A high-throughput determination of metal concentrations in whole intact Arabidopsis thaliana seeds using synchrotron-based X-ray fluorescence spectroscopy.

The identification of genes involved in metal metabolism in plants requires the 'screening' of thousands of genetic variants. While inductively coupled plasma mass-spectroscopy has been used to identify variants with an altered total metal concentration, a more convenient high-throughput technique capable of examining individual seeds (or other tissues) would be useful. Here, the high brightness of synchrotron radiation has been utilised to examine relative metal concentrations in seeds of the genetically well characterised plant Arabidopsis thaliana. The relative concentrations of Mn, Fe, Ni, Cu and Zn in individual seeds were determined using a 500 microm x 500 microm beam. Metal concentrations were normally distributed, except where metal-containing dust contaminated the samples.
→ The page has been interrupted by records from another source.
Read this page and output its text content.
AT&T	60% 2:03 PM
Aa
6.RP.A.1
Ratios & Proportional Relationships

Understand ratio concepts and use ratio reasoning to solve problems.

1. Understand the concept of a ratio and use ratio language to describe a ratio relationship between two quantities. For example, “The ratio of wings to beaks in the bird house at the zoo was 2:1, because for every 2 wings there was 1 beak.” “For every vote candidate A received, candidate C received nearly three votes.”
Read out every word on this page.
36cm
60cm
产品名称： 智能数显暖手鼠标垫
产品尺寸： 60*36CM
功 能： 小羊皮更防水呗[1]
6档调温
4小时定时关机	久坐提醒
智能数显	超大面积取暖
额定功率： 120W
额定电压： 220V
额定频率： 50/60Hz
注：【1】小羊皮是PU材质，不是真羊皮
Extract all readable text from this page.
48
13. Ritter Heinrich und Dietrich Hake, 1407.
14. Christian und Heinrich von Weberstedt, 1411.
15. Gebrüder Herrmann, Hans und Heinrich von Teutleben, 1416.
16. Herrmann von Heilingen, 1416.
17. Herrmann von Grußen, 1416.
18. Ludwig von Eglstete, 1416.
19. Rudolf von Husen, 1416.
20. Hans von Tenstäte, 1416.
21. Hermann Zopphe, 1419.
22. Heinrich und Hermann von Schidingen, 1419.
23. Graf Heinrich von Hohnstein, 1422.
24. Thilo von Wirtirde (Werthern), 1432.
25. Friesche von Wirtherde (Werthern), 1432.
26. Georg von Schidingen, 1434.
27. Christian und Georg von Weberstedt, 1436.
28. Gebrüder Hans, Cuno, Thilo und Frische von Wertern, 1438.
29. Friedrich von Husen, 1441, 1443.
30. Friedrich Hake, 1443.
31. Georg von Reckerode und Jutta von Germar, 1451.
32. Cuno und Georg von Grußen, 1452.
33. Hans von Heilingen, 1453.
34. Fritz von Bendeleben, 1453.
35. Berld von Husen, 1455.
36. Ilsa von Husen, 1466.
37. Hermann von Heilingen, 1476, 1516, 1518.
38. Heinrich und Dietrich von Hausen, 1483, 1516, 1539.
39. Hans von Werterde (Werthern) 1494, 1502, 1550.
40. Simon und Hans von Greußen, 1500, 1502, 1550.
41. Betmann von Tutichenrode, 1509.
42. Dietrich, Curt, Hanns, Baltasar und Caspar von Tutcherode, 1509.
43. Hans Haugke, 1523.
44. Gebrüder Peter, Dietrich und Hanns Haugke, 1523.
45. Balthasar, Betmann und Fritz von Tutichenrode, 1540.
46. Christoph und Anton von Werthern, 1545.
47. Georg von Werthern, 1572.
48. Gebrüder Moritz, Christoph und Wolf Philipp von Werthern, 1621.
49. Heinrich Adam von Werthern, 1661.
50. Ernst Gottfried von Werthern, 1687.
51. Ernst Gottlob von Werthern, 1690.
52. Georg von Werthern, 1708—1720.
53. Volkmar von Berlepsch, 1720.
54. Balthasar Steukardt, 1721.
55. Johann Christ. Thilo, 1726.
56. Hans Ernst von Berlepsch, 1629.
Neither seed orientation nor genetic background (from three 'wild type' variants with different genetic lineages) had a significant affect on the Zn-normalised metal concentration. No advantages, such as the observation of tissue-specific metal accumulation, were obtained by using a 50 microm x 50 microm beam. A high-throughput proof-of-concept experiment was demonstrated that could be used to screen libraries of genetic variants for individuals with altered metal concentrations. Further work is required to standardise the technique before screening of libraries is possible.